Formation et Parcours
Pour devenir médecin néonatologue, il faut effectuer 11 années d’études en faculté de médecine. La néonatologie n’est pas une spécialité médicale à part entière, mais une surspécialité de la pédiatrie. Tous les médecins néonatologues sont avant tout des pédiatres, titulaires d’un DES (diplôme d’études spécialisées) de pédiatrie. Cependant, la néonatalogie étant une discipline médicale complexe, elle exige une formation plus approfondie.
Études pour devenir néonatologue :
Après avoir passé un baccalauréat (avec enseignement de spécialité scientifique de préférence), le futur néonatologue doit s'engager pour 2 cycles d'apprentissage communs à tous les étudiants en médecine :
- Un 1er cycle de 3 ans d’enseignements théoriques et cliniques pour acquérir les connaissances médicales de base et obtenir un diplôme de formation générale en sciences médicales.
- Un 2e cycle (ou externat), également de 3 ans, pour approfondir les connaissances médicales, notamment celles relatives à la pathologie et aux thérapeutiques. Un diplôme de formation approfondie en sciences médicales sanctionne la fin de ce 2e cycle.
À l'issue de ces 6 premières années d'études, il obtient un DE (Diplôme d'Études) de docteur en médecine et passe les épreuves classantes qui lui permettent de choisir sa spécialisation en fonction de ses résultats.
S'il a le niveau requis, il poursuit sa formation par un 3e cycle de 5 ans d'internat en pédiatrie comprenant des cours théoriques et 10 stages semestriels dans des services agréés. C’est durant son internat que le pédiatre se surspécialise en suivant l’option de Néonatologie
Après la validation de tous les enseignements et la soutenance de sa thèse de recherche, il obtient le DES de pédiatrie option néonatologie et peut exercer en tant que médecin néonatologue.
Rémunération
Le salaire moyen d’un néonatologue en début de carrière se situe entre 4 000 € et 7 000 € selon sa formation, le type d'établissement de santé et le secteur où il évolue.
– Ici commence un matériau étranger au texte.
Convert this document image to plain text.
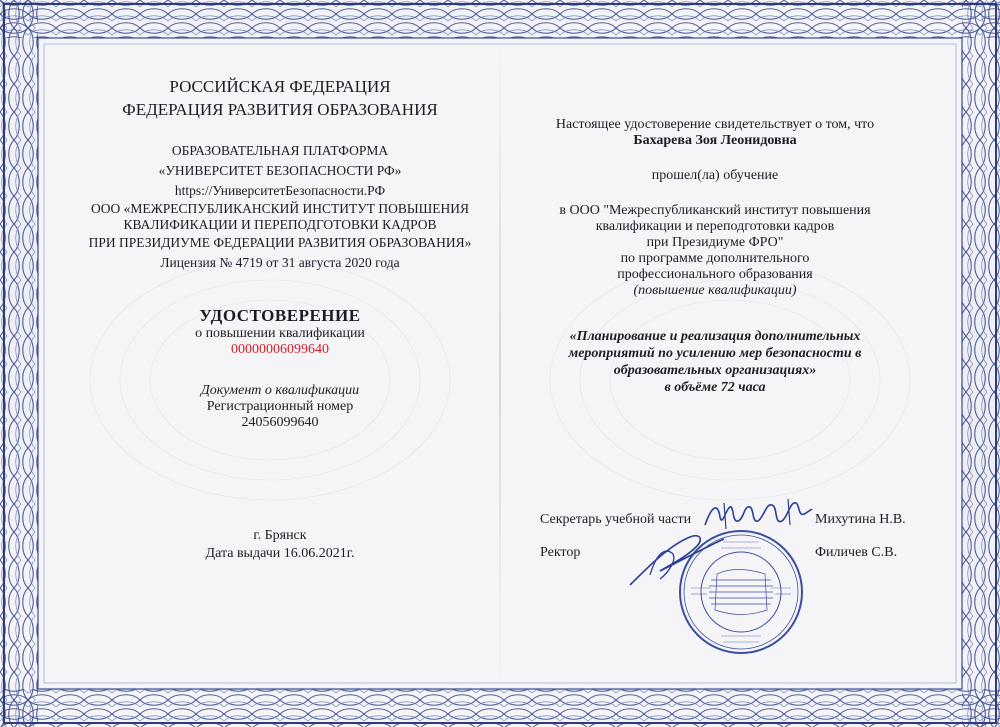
РОССИЙСКАЯ ФЕДЕРАЦИЯ
ФЕДЕРАЦИЯ РАЗВИТИЯ ОБРАЗОВАНИЯ
ОБРАЗОВАТЕЛЬНАЯ ПЛАТФОРМА
«УНИВЕРСИТЕТ БЕЗОПАСНОСТИ РФ»
https://УниверситетБезопасности.РФ
ООО «МЕЖРЕСПУБЛИКАНСКИЙ ИНСТИТУТ ПОВЫШЕНИЯ
КВАЛИФИКАЦИИ И ПЕРЕПОДГОТОВКИ КАДРОВ
ПРИ ПРЕЗИДИУМЕ ФЕДЕРАЦИИ РАЗВИТИЯ ОБРАЗОВАНИЯ»
Лицензия № 4719 от 31 августа 2020 года
УДОСТОВЕРЕНИЕ
о повышении квалификации
00000006099640
Документ о квалификации
Регистрационный номер
24056099640
г. Брянск
Дата выдачи 16.06.2021г.
Настоящее удостоверение свидетельствует о том, что
Бахарева Зоя Леонидовна
прошел(ла) обучение
в ООО "Межреспубликанский институт повышения
квалификации и переподготовки кадров
при Президиуме ФРО"
по программе дополнительного
профессионального образования
(повышение квалификации)
«Планирование и реализация дополнительных
мероприятий по усилению мер безопасности в
образовательных организациях»
в объёме 72 часа
Секретарь учебной части	Михутина Н.В.
Ректор	Филичев С.В.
Il augmente avec l’expérience. Dans le secteur privé, les rémunérations peuvent être plus élevées que dans le secteur public. Les néonatologues du secteur public peuvent bénéficier de certains avantages et indemnités spécifiques (indemnité pour le travail de nuit, prime de gardes et d’astreintes, supplément familial de traitement…).
Perspectives de Carrière
En tant que pédiatre néonatologue, il est possible de se sur-spécialiser grâce à la formation continue. Il existe pour cela de nombreux diplômes universitaires (DU) et interuniversitaires (DIU) ou des formations qualifiantes : Formation par la simulation à l’annonce difficile en périnatalité, DIU Cardiologie pédiatrique et congénitale, DIU Hépato-gastro-entérologie et de Nutrition pédiatriques, DIU Réanimation et Urgences pédiatriques, DIU de Douleur et Soins Palliatifs pédiatriques, DU Éthique et pratiques médicales. Au cours de leur carrière, les néonatologues peuvent faire évoluer leur activité vers l'enseignement et la formation ou bien la recherche médicale. Certains néonatologues occupent des postes administratifs ou de direction dans les établissements de santé.